The odds that Sen. Rand Paul will mount a White House bid in 2016 are “probably 50-50” at the moment, the Kentucky Republican said recently, stoking rampant speculation that he’ll carry on the torch left by his father, libertarian icon Ron Paul.

“We are thinking about it, and sort of looking at what it would take to run,” he told fourth-grader “Clay W.” during an interview for a project at Potter Gray Elementary School in Bowling Green. “It’s a big job, but we probably won’t make our decision for about a year.”

Paul’s coy response sounds strikingly familiar, tracing the will-they-or-won’t-they pattern his dad set before his third presidential run in 2012. Already the object of heightened scrutiny after some show-stopping stunts on the Senate floor, Paul mentioned that he does worry about facing “grief from the media” should he decide to launch a national campaign.

“It is a big job to do, to run for president,” he said. “It would take traveling around the country, it would mean I’d be home less time, get to see my kids less time. And the people in the media, they get meaner and meaner when you run for president.
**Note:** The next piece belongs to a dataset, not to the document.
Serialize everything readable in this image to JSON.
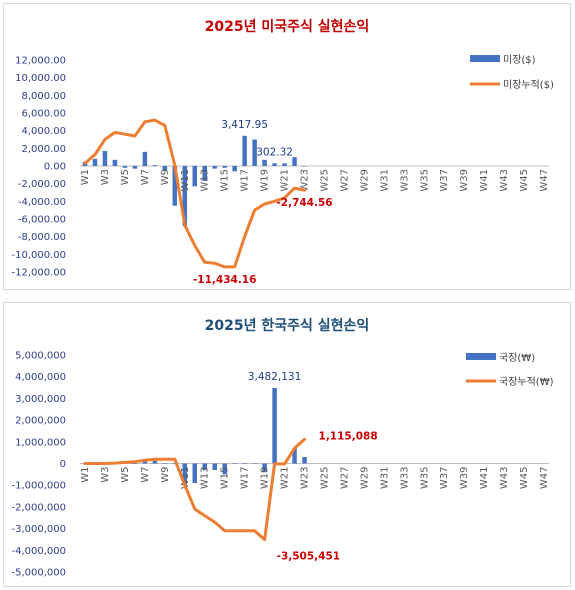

Because they pick you apart and say, ‘Your clothes don’t look good; your hair looks bad; you need a haircut.’”

Paul said last fall he believes the Republican Party could use a bit of “libertarian infusion,” and pundits have suggested he could be more than just a token candidate.

His mother, Carol Paul, told Vogue in an extensive profile on the political dynasty that her son will declare either way “after 2014;” first, she said, “groundwork has to be set.” His wife Kelley, though, seemed less sold on the idea.

“In this day and age, it's mostly about character assassination," she said. "When I think of the tens of millions of dollars in opposition research that they'd be aiming right at us and our family – that's what it's about."